The simplest way to run it is (though we're going to get more fancy soon) :

podman run -it minerl-basalt-dev

Using port forwarding to the host

The following container run command also makes (say) jupyter-lab available in your browser:

podman run -p 8585:8585 -it minerl-basalt-dev

# Assuming that jupyter-lab is run inside the container as:
# jupyter-lab --ip=0.0.0.0 --port=8585 --no-browser

Note that if your host is not your desktop machine (i.e. you are doing a ssh into your host), then if you also portforward your host to your local machine (e.g.: ssh -L 8585:localhost:8585) then the whole chain from container to your desktop localhost should work.

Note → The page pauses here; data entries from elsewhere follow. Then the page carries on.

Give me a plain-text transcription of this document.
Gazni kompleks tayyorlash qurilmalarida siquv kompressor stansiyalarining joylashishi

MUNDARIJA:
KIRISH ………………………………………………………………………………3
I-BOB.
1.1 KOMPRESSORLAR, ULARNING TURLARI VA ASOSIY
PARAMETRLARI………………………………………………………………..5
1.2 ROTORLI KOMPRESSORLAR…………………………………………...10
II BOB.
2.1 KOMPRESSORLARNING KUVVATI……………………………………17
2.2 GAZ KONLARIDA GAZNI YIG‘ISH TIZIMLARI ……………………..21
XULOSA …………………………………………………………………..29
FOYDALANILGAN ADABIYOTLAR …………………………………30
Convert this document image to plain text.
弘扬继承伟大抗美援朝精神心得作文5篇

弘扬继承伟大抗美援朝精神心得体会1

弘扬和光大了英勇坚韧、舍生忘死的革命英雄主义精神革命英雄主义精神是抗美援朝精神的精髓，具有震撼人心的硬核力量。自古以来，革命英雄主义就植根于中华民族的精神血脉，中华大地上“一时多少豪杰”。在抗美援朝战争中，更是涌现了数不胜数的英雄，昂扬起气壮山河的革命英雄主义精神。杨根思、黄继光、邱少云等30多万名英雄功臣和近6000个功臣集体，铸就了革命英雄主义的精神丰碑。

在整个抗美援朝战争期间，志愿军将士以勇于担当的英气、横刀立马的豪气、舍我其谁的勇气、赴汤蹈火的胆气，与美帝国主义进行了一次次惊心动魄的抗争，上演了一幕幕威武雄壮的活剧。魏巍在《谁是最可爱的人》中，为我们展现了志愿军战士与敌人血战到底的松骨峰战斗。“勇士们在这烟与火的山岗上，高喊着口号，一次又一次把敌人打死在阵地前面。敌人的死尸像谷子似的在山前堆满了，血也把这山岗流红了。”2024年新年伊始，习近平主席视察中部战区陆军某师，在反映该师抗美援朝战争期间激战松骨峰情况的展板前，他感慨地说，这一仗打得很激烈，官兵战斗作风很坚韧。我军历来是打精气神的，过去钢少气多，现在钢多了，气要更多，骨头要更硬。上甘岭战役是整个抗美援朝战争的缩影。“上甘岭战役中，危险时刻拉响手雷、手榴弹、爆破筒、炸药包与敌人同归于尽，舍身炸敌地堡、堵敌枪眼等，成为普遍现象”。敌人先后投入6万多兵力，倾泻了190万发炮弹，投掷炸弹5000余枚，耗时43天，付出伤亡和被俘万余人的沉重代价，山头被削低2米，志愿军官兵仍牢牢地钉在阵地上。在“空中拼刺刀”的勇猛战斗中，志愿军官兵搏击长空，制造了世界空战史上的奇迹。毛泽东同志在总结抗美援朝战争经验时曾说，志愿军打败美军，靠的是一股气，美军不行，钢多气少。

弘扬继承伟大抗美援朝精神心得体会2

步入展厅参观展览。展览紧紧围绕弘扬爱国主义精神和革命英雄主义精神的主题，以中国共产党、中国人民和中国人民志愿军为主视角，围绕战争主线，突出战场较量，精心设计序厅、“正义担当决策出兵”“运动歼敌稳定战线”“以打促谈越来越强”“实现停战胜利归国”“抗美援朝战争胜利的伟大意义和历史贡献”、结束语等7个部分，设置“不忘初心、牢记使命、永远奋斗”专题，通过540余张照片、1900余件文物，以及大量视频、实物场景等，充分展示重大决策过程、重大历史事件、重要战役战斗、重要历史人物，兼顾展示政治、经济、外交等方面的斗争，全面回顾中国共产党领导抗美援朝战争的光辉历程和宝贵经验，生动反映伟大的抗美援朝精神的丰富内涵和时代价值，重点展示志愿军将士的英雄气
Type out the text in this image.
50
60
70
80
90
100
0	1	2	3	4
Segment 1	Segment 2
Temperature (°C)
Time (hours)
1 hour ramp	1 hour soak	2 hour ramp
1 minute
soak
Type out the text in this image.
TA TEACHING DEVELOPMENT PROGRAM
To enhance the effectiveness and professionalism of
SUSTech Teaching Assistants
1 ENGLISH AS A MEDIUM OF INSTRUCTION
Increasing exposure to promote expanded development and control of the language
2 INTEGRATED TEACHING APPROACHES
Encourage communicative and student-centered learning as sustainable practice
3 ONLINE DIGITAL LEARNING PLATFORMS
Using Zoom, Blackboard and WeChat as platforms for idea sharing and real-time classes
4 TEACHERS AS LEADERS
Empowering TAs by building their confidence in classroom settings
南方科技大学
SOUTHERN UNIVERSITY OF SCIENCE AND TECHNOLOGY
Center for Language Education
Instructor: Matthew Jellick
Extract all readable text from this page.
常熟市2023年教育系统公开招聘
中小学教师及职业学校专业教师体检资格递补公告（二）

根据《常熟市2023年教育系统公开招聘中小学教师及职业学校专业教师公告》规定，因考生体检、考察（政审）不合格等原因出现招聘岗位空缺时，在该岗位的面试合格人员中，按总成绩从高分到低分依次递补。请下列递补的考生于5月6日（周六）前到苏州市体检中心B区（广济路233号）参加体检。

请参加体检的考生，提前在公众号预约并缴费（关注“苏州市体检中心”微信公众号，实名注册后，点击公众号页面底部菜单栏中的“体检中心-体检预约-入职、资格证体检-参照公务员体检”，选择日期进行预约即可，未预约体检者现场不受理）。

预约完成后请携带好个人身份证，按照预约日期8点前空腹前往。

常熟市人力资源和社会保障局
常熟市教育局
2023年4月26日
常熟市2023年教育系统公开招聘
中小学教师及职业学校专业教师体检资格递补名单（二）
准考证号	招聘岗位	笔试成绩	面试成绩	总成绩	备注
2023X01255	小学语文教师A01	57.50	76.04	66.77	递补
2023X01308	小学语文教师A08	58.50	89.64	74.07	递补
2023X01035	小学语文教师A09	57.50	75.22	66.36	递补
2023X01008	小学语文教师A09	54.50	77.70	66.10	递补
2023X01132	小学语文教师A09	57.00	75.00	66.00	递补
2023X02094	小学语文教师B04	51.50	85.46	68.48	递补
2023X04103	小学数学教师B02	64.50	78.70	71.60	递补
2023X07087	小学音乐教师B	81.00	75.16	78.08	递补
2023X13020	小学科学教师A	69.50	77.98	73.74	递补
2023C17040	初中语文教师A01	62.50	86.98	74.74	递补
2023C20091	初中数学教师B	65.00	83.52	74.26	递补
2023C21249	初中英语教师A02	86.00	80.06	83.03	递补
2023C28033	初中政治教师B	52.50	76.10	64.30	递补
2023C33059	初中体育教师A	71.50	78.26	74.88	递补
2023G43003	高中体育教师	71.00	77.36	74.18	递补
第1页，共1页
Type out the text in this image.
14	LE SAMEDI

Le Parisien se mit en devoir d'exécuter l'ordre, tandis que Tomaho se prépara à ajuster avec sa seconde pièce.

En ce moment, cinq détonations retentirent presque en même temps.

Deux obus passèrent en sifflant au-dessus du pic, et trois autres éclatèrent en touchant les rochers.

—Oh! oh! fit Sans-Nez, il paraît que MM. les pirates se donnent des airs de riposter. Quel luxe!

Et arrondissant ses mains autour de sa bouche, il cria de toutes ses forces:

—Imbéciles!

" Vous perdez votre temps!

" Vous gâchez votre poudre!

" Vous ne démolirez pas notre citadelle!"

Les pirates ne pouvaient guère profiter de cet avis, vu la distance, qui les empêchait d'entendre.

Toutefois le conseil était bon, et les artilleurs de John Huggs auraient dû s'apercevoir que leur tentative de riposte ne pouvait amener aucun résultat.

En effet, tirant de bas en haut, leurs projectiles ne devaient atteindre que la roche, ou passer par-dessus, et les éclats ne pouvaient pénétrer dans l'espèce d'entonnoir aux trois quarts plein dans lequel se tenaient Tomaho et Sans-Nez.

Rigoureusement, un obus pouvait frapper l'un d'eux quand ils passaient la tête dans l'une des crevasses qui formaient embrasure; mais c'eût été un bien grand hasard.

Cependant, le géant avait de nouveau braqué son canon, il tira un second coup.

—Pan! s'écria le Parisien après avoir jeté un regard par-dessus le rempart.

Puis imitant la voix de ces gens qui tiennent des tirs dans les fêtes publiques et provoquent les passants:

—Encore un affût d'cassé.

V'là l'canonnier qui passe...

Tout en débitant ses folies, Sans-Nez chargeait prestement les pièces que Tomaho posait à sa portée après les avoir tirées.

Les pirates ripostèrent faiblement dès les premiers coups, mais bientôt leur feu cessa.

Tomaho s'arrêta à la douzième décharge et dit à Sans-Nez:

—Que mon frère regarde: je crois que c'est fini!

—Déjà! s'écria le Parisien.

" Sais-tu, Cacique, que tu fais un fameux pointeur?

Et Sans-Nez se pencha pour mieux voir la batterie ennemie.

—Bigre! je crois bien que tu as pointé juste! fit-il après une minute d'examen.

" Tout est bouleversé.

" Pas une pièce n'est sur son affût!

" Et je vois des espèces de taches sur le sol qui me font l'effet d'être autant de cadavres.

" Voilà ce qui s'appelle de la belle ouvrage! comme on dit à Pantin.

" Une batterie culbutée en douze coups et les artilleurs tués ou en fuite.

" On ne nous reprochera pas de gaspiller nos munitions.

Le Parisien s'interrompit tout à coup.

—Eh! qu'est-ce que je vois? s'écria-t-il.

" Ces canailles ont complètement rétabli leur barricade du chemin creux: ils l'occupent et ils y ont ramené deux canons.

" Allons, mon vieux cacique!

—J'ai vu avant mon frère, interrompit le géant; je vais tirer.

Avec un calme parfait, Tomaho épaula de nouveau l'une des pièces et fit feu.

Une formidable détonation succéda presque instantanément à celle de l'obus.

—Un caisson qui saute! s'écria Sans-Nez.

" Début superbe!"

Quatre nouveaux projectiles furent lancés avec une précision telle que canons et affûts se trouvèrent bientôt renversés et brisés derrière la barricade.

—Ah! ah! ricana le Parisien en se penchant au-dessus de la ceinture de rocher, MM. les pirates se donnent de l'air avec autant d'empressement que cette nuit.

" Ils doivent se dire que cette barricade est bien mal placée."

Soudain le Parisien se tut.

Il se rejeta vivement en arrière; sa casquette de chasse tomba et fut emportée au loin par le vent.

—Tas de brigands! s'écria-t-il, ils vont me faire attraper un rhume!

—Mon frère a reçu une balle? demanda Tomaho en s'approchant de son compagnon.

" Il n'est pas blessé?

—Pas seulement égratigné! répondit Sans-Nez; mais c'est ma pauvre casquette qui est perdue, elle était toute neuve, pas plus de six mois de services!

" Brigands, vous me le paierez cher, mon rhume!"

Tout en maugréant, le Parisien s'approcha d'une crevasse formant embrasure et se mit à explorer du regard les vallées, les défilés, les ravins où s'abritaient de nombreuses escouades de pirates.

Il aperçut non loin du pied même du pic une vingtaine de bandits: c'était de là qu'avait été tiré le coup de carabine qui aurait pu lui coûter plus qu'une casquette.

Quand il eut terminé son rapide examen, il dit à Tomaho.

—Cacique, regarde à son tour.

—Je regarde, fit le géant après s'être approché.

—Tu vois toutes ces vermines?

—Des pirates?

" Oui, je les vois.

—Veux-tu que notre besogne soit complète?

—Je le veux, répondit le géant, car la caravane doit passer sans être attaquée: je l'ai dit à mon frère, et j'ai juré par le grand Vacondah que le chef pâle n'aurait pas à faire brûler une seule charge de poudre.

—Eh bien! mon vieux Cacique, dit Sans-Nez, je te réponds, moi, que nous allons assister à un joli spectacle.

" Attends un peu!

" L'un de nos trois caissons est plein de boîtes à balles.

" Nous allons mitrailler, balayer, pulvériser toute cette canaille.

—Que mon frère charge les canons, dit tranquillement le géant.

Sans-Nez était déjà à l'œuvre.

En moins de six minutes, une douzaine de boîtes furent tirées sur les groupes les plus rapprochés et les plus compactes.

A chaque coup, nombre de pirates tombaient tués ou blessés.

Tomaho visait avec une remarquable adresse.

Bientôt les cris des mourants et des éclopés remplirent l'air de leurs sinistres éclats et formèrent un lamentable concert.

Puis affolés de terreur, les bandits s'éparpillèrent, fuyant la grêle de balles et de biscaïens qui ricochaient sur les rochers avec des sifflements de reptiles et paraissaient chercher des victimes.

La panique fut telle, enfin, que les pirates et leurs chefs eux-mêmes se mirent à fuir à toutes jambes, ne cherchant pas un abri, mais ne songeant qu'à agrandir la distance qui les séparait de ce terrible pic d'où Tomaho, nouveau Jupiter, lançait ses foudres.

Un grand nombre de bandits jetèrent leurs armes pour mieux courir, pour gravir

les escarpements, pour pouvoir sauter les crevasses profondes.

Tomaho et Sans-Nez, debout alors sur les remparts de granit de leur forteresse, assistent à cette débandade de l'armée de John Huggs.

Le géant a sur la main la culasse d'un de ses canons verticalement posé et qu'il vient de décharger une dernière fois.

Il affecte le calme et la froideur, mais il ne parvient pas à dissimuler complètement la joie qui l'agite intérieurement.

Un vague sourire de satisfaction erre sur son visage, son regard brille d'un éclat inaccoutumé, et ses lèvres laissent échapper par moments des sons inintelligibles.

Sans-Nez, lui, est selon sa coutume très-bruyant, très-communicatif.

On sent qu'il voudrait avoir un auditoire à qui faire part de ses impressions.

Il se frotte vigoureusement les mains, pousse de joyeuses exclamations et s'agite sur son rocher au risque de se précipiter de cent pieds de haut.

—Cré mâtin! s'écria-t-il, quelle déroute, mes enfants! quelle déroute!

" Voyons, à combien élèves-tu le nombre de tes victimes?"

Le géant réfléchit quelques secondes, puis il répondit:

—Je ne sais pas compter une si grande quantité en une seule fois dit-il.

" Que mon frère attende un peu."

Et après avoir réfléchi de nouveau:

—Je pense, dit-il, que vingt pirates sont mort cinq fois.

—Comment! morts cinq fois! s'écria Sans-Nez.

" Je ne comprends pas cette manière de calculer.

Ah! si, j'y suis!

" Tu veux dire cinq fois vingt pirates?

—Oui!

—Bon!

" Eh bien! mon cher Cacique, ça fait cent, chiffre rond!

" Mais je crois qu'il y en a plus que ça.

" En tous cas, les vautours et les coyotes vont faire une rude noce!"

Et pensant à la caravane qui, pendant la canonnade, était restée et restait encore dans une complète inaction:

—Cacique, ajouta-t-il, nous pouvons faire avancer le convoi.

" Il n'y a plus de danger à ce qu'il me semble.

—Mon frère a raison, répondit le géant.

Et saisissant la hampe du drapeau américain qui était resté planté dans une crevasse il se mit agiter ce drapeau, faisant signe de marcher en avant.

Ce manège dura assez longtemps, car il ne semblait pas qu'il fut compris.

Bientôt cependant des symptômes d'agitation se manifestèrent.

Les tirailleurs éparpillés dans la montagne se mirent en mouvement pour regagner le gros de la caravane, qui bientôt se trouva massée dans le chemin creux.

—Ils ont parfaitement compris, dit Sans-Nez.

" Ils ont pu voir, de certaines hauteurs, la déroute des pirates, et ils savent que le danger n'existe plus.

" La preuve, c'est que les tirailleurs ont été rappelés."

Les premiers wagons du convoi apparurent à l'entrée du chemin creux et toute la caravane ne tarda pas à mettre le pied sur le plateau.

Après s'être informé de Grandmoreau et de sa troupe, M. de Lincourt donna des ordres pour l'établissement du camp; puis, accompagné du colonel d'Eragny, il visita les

Using host folder mounting

In order to have some persistent state stored by the container, we'll mount host directories so that they're available inside the container for read/write. Care has to be taken if we're using rootless volumes :

cd ../basalt-dev/..  # Make sure that current folder is parent of 'basalt-dev' on the host

# The '1001' number is the default `uid` (user id) of the `aicrowd` user inside the container
# But we'll leave the `gid` (group id) alone, so that our host user can also access seamlessly from the host side
podman unshare chown 1001 -R ./basalt-dev
podman unshare chmod ug+rw -R ./basalt-dev

# Now run the container, with the shared folder mounted inside
podman run --mount=type=bind,source=`pwd`/basalt-dev,destination=/home/aicrowd/basalt-dev -it minerl-basalt-dev

Complete commandline for minerl-basalt-dev

These ideas can be combined (i.e. port forwarding and directory sharing) :

cd ../basalt-dev/..  # Make sure that current folder is parent of 'basalt-dev' on the host

podman run -p 8585:8585 --mount=type=bind,source=`pwd`/basalt-dev,destination=/home/aicrowd/basalt-dev -it minerl-basalt-dev

Terminate the GCP VM when done...

Using the scripted commands that we have (if you followed the previous blog post) in our ~/.bashrc :

gcp_umount
gcp_stop
# And double-check on the GCP browser UI that the machine really is stopped - just to be extra sure

End

All done!

Shout-out to Google for helping this process by generously providing Cloud Credits to help get this all implemented!